Weekly Reflection – May They Be One

31 May 2024

Earlier this week one of my sisters, who lives in Germany, sent me a photograph from Erfurt where she had been singing in a service to mark the Feast of Corpus Christi (which always falls on the Thursday after Trinity Sunday). The photograph was of the altar in the Monastery Church of St Augustine where, at the age of 24, Martin Luther had first celebrated the Eucharist as a priest in the Augustinian Order of Friars. Luther later wrote about the terror he experienced on this momentous occasion: “shall a miserable little pigmy say, ‘I want this, I ask for that’? For I am dust and ashes and full of sin and I am speaking to the living eternal and the true God.”  This experience was one among a number that set Luther on a spiritual and theological journey that would lead,  a decade later, to the publication of the ninety-five theses in which Luther famously challenged a number of key teachings of the Catholic Church.
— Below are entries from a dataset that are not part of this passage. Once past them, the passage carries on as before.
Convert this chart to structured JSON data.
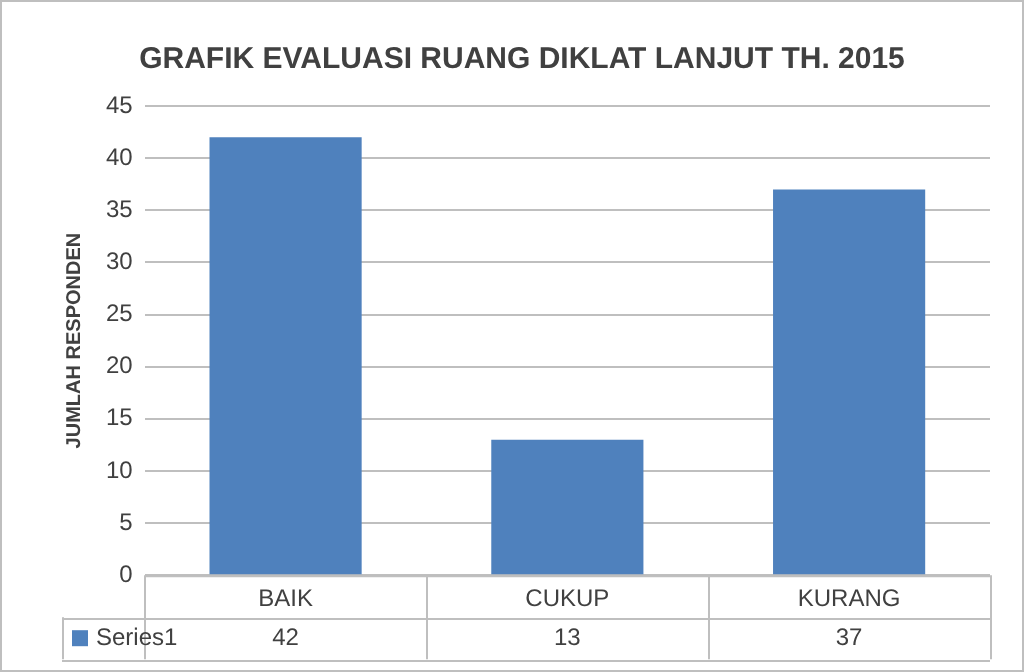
{
  "chart_data": {
    "type": "bar",
    "title": "GRAFIK EVALUASI RUANG DIKLAT LANJUT TH. 2015",
    "ylabel": "JUMLAH RESPONDEN",
    "categories": [
      "BAIK",
      "CUKUP",
      "KURANG"
    ],
    "series": [
      {
        "name": "Series1",
        "color": "#4f81bd",
        "values": [
          42,
          13,
          37
        ]
      }
    ],
    "ylim": [
      0,
      45
    ],
    "yticks": [
      0,
      5,
      10,
      15,
      20,
      25,
      30,
      35,
      40,
      45
    ],
    "grid": "y",
    "legend": "bottom",
    "data_labels": true
  }
}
Four years later Luther was formally excommunicated by the Pope – an excommunication that has never been lifted. Luther’s breach with the papacy led to a complete realignment of Christianity in Europe, including (albeit indirectly)  in England; and the ensuing divisions, even in a kinder and gentler age amongst Christians, still exist today.

Looking at the photograph of the altar led me to reflect on the irony that it was the Christian understanding of the Eucharist, in all its complexity,  that lay at the heart of many of Luther’s theological struggles. The great sacrament of unity, instituted by Christ himself on the night before he died, would become a battleground of bitterly contested theologies. The side you happened to take in the sixteenth and early seventeenth centuries might literally be a matter of life and death.
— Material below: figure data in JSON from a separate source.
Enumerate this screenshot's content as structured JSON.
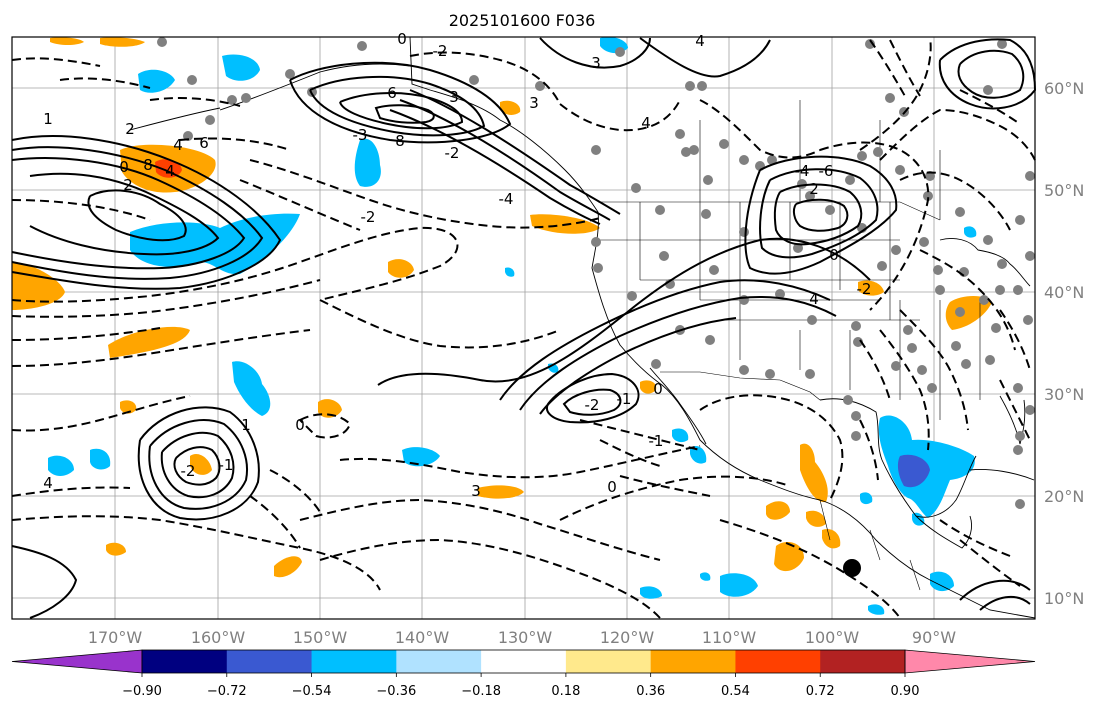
{
  "title": "2025101600 F036",
  "map": {
    "longitude_labels": [
      "170°W",
      "160°W",
      "150°W",
      "140°W",
      "130°W",
      "120°W",
      "110°W",
      "100°W",
      "90°W"
    ],
    "latitude_labels": [
      "60°N",
      "50°N",
      "40°N",
      "30°N",
      "20°N",
      "10°N"
    ],
    "contour_labels": [
      "0",
      "-2",
      "1",
      "2",
      "4",
      "6",
      "8",
      "0",
      "4",
      "2",
      "-2",
      "3",
      "4",
      "-4",
      "3",
      "4",
      "6",
      "8",
      "-2",
      "3",
      "-3",
      "-4",
      "-6",
      "2",
      "0",
      "-2",
      "4",
      "-2",
      "-1",
      "0",
      "-1",
      "0",
      "-2",
      "1",
      "-1",
      "0",
      "3",
      "4"
    ],
    "colors": {
      "ocean": "#ffffff",
      "contour": "#000000",
      "grid": "#a0a0a0",
      "station_dots": "#808080",
      "neg_strong": "#00bfff",
      "neg_stronger": "#3a59d1",
      "pos_weak": "#ffa500",
      "pos_strong": "#ff4000"
    }
  },
  "colorbar": {
    "tick_labels": [
      "−0.90",
      "−0.72",
      "−0.54",
      "−0.36",
      "−0.18",
      "0.18",
      "0.36",
      "0.54",
      "0.72",
      "0.90"
    ],
    "colors": [
      "#9933cc",
      "#000080",
      "#3a59d1",
      "#00bfff",
      "#b0e2ff",
      "#ffffff",
      "#ffe98c",
      "#ffa500",
      "#ff4000",
      "#b22222",
      "#ff88aa"
    ]
  }
}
Physical violence between Christians of different theological standpoints may have disappeared, at least in the west, but we are nowhere near achieving the unity that Jesus prayed for at his final meal with his disciples. Until that time comes the altar where Luther celebrated his first mass stands as mute testament to our failure to measure up fully to God’s will: that we might indeed be one as Jesus and the Father are one.